Ce n’est pas à la television qu’Estelle Denis relèvera son prochain challenge mais dans les rues de Paris. Elle participera dimanche matin au Marathon de Paris (42,195km) au milieu des 54 000 autres marathoniens. Motivée comme jamais pour arriver au bout de ce défi et passer la ligne d’arrivée, Estelle Denis nous explique…

Quelles sont les raisons qui vous ont poussées à courir le marathon de Paris?
 J’ai repris la course à pied il y a plusieurs années pour participer à diverses courses, notamment le 20 KM de Paris. L’idée de courir un Marathon s’est imposé à moi naturellement. C’est le défi de l’année! Mais je le fais aussi pour une raison personnelle que je garde pour moi.
Quelle a été votre preparation pour relever ce défi? 
J’ai suivi le plan d’entraînement de Challeng’ELLES. Ne pouvant pas courir avec les filles de l’équipe, j’ai fait la même préparation en courant trois fois par semaine. J’ai suivi le plan à la lettre, car pour un marathon, il n’est pas question de rater une seule séance. La préparation du marathon de Paris se faisant l’hiver, il faut vraiment être motivée!
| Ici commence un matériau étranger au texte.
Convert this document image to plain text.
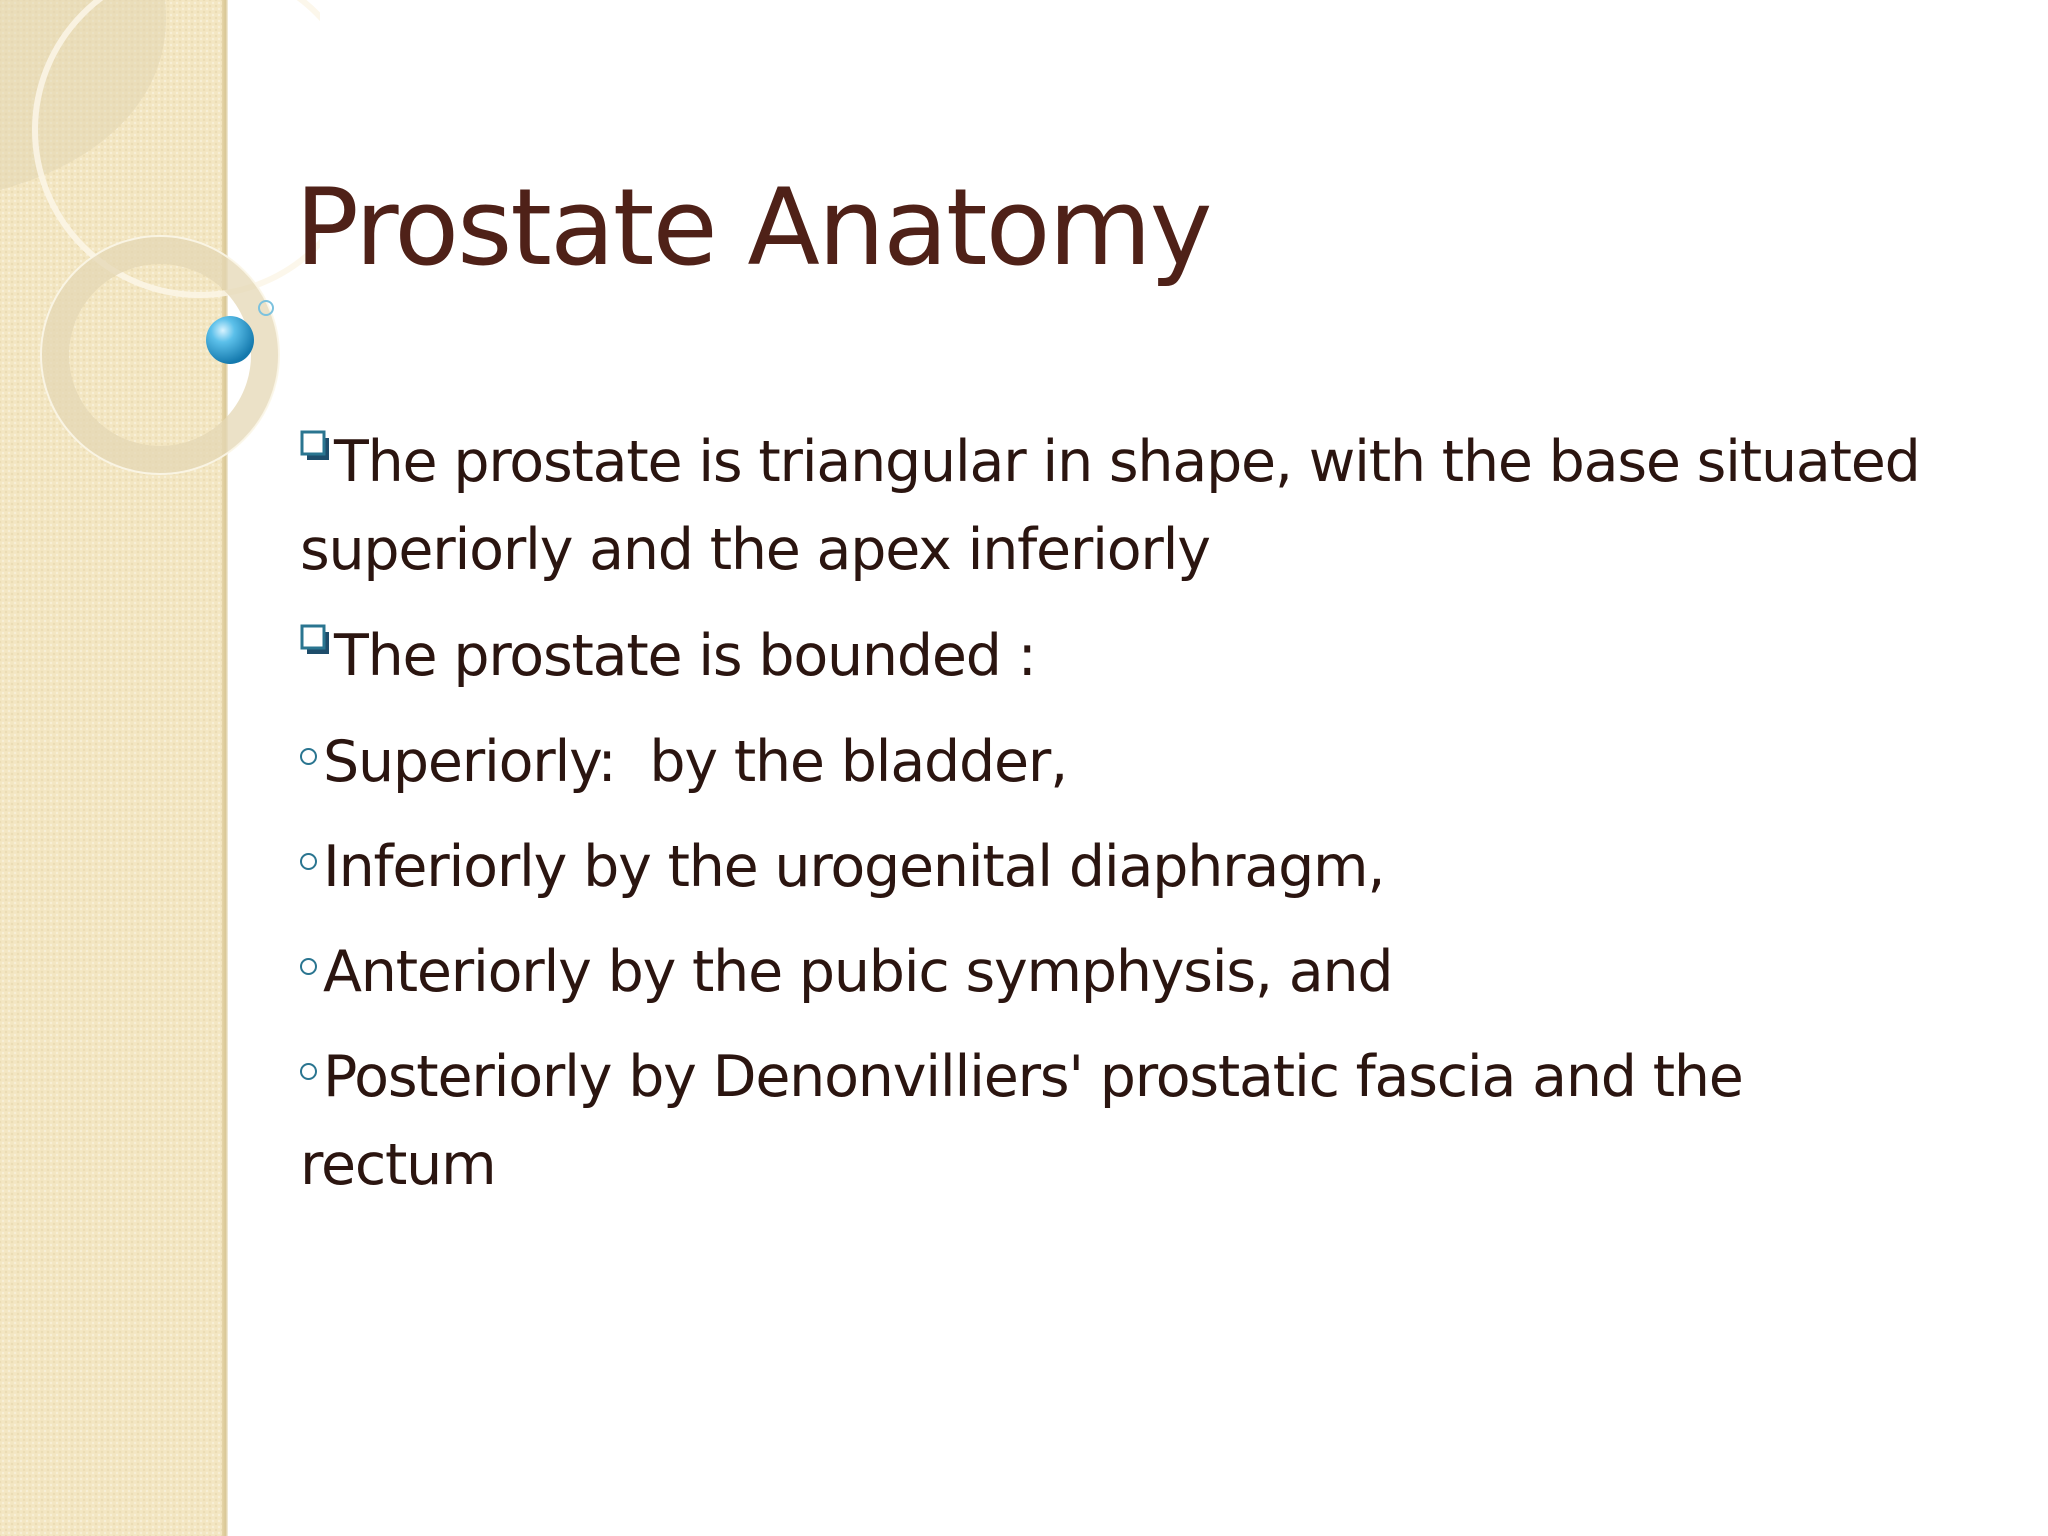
Prostate Anatomy

The prostate is triangular in shape, with the base situated superiorly and the apex inferiorly

The prostate is bounded :

Superiorly:  by the bladder,

Inferiorly by the urogenital diaphragm,

Anteriorly by the pubic symphysis, and

Posteriorly by Denonvilliers' prostatic fascia and the rectum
Le plaisir ne vient vraiment qu’au moment des sorties longues le dimanche, pas quand vous courez une heure dans le froid ou la neige! Heureusement, un ami m’accompagnait pour ces sorties de plus de 2H30.
Avez-vous été soutenue par vos proches pendant cette préparation? Préparer un marathon change nécessairement le quotidien…
Je crois que je les ai bien saoulés avec ça! (rires) Evidemment, mon compagnon et mes enfants m’épaulent et m’encouragent, ils seront contents pour moi qu’en j’aurai terminé, mais je crois qu’ils ont quand même hâte que ça se finisse! Lorsque vous vous lancez dans un marathon, très vite, tout tourne autour de ça.
Pour faire un marathon, il faut une excellente préparation, mais surtout un mental solide. Si on reprend votre parcours, cela semble être votre cas… J’ai toujours eu l’esprit de compétition dans le sang! Je suis motivée, j’irai au bout de ce marathon quoiqu’il se passe, même si je dois le terminer à quatre pattes ou à plat ventre! J’ai toujours eu ce mental. En revanche, j’ai revu mon objectif à la baisse. Je voulais faire le marathon en 4h, aujourd’hui je me donne 4h15, mais pas plus!
Vous aviez fait le semi-marathon de Paris en mars dernier avec Karine Le Marchand, vous allez faire le marathon ensemble cette année?
 Malheureusement, Karine s’est blessée et ne pourra pas le courir. Mais elle viendra sûrement m’encourager quand on passera près de chez elle!
Beaucoup d’animateurs télé sont dingues de course à pied, leur avez–vous demandé quelques conseils?
 Bien sur, j’en ai un peu parlé avec Gilles Bouleau et Denis Brogniart, qui eux sont sur une autre planète! Mais d’autres animateurs courent également comme Laurent Petitguillaume ou Aïda Touihri. Entre nous, il n’y a pas de compétition. C’est déjà assez dur comme ça. On se tire vers le haut.
Avez-vous déjà d’autres projets après ce marathon?
 Je me suis inscrite au prochain Mud Day avec des collègues de TF1. Je suis aussi très interessée par le trail. Et pourquoi pas le marathon de New York, un jour…
Est-ce que la course à pied a un impact sur votre travail d’animatrice? 
Pas vraiment dans mon métier, mais surtout dans la vie quotidienne! Se sentir bien dans son corps, c’est déjà un grand pas vers le bien-être, ce qui m’est très utile. Mais j’aime me fixer des objectifs difficiles à atteindre et ressentir les vagues d’adrénaline. Le poker m’a apporté ça. Aujourd’hui, c’est la course à pied. On verra ce que la vie me reserve ensuite…
Etes vous plus stressée de presenter une emission en direct devant des milions de téléspectateurs ou de courir un marathon? 
Je stresse plus pour le marathon! Pour un prime, le stress dure d’1H30, c’est tout. Pour un marathon, cela sera au minimum 4H pour moi sans compter la preparation qui est un stress quotidien. La moindre blessure et c’est terminé!